There's certainly more investigations you can do into the words here. There are fancier ways of analyzing natural language, but, for the purposes of the next week I don't think that is necessary unless it's something that you understand and are interested in doing. I believe that you doing your own analyses through word searches can be just as powerful if not more powerful than engaging ML/AI (though there are certainly useful approaches via those tools).

The number one priority is to merge this with another data set. We have some that we have scraped already, and I highly recommend using those.

You could get information from the opinions (but I don't recommend engaging with the opinion docs):

https://www.supremecourt.gov/opinions/slipopinion/23

As well as the individual docket information. 
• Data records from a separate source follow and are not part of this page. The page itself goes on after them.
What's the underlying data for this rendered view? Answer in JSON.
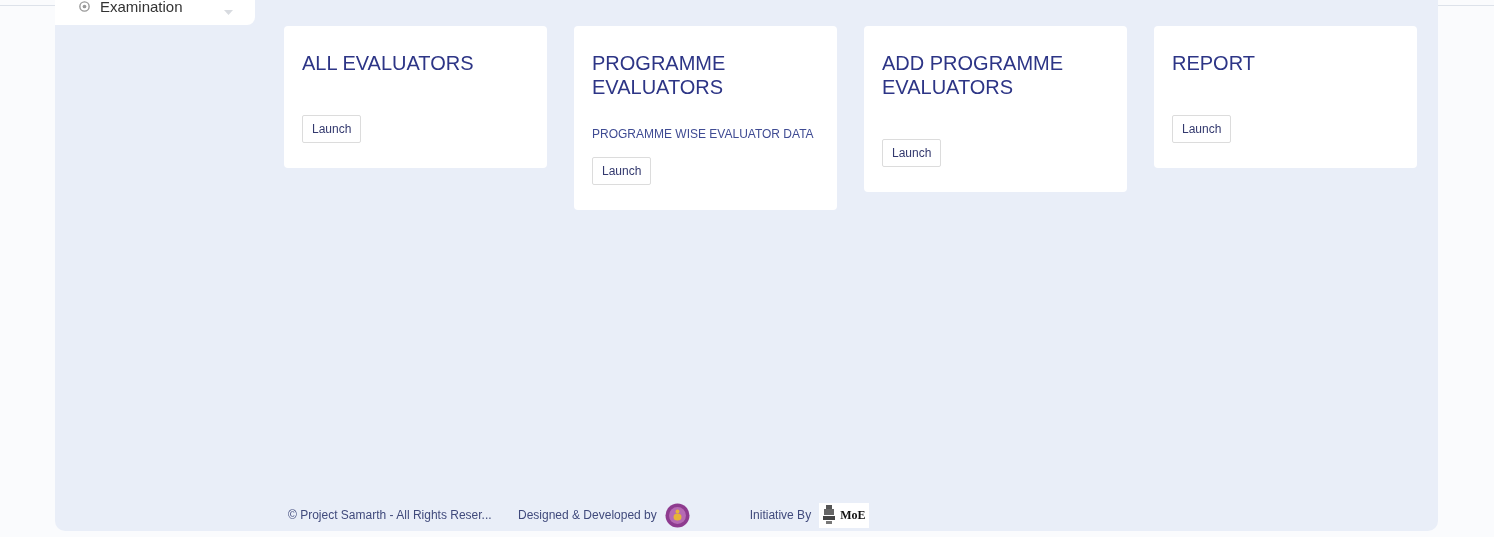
{
  "sidebar": {
    "items": [
      {
        "label": "Examination"
      }
    ]
  },
  "cards": [
    {
      "title": "ALL EVALUATORS",
      "button": "Launch"
    },
    {
      "title": "PROGRAMME EVALUATORS",
      "description": "PROGRAMME WISE EVALUATOR DATA",
      "button": "Launch"
    },
    {
      "title": "ADD PROGRAMME EVALUATORS",
      "button": "Launch"
    },
    {
      "title": "REPORT",
      "button": "Launch"
    }
  ],
  "footer": {
    "copyright": "© Project Samarth - All Rights Reser...",
    "designed_by": "Designed & Developed by",
    "initiative_by": "Initiative By",
    "ministry_logo": "MoE"
  }
}
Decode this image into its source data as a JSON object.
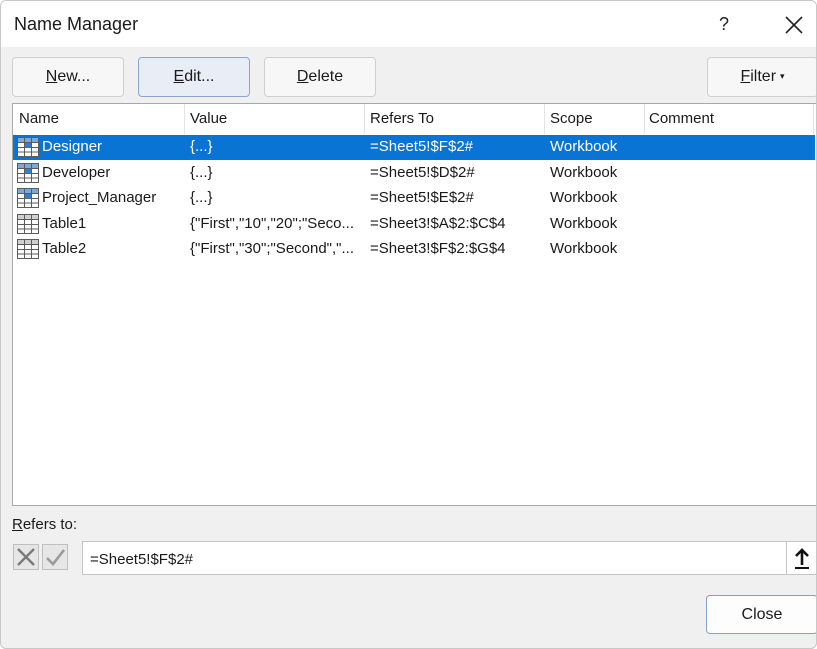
{
  "window": {
    "title": "Name Manager",
    "help_label": "?"
  },
  "toolbar": {
    "new_label_u": "N",
    "new_label_rest": "ew...",
    "edit_label_u": "E",
    "edit_label_rest": "dit...",
    "delete_label_u": "D",
    "delete_label_rest": "elete",
    "filter_label_u": "F",
    "filter_label_rest": "ilter"
  },
  "table": {
    "columns": [
      "Name",
      "Value",
      "Refers To",
      "Scope",
      "Comment"
    ],
    "rows": [
      {
        "icon": "named-range-icon",
        "name": "Designer",
        "value": "{...}",
        "refers_to": "=Sheet5!$F$2#",
        "scope": "Workbook",
        "comment": "",
        "selected": true
      },
      {
        "icon": "named-range-icon",
        "name": "Developer",
        "value": "{...}",
        "refers_to": "=Sheet5!$D$2#",
        "scope": "Workbook",
        "comment": "",
        "selected": false
      },
      {
        "icon": "named-range-icon",
        "name": "Project_Manager",
        "value": "{...}",
        "refers_to": "=Sheet5!$E$2#",
        "scope": "Workbook",
        "comment": "",
        "selected": false
      },
      {
        "icon": "table-icon",
        "name": "Table1",
        "value": "{\"First\",\"10\",\"20\";\"Seco...",
        "refers_to": "=Sheet3!$A$2:$C$4",
        "scope": "Workbook",
        "comment": "",
        "selected": false
      },
      {
        "icon": "table-icon",
        "name": "Table2",
        "value": "{\"First\",\"30\";\"Second\",\"...",
        "refers_to": "=Sheet3!$F$2:$G$4",
        "scope": "Workbook",
        "comment": "",
        "selected": false
      }
    ]
  },
  "refers_to": {
    "label_u": "R",
    "label_rest": "efers to:",
    "value": "=Sheet5!$F$2#"
  },
  "footer": {
    "close_label": "Close"
  },
  "colors": {
    "selection": "#0a74d4",
    "dialog_bg": "#f0f0f0"
  }
}
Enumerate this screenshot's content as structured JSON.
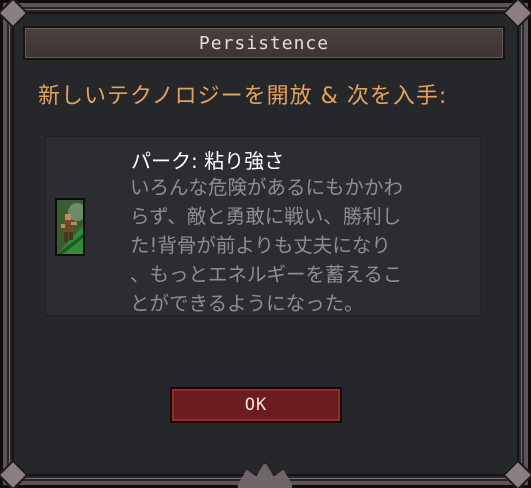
{
  "dialog": {
    "title": "Persistence",
    "headline": "新しいテクノロジーを開放 & 次を入手:",
    "perk": {
      "title": "パーク: 粘り強さ",
      "description": "いろんな危険があるにもかかわ\nらず、敵と勇敢に戦い、勝利し\nた!背骨が前よりも丈夫になり\n、もっとエネルギーを蓄えるこ\nとができるようになった。",
      "icon": "climbing-figure-icon"
    },
    "ok_label": "OK"
  },
  "colors": {
    "headline": "#e3a35a",
    "button": "#6b1c1e",
    "panel": "#26272b"
  }
}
The docket information does include the lower court were the case originated,. So if you did want to map you could go in that direction. But the main challenge is to think about what the map with then show either by case, or by lower court.

Again, I believe that the potentially strongest approach would be to come up with categories for all of these cases. That would entail doing your own research. As I mentioned, do not find a source for what are the standard categories. Actually look at the cases and come up with your own categories, and add them to your main data frame, so you attach them to the dockets. I would say somewhere between six and 10 categories is a fine guideline. The point here would be to group/aggregate these transcripts based on the categories you choose. And then do analyses in pandas/plots (or map by lower courts).

But, of course, there are many other interpretive approaches, and you might want to just come up with your own. That is the main goal of these projects, is to create your own point of view/interpretive lens by building a data set.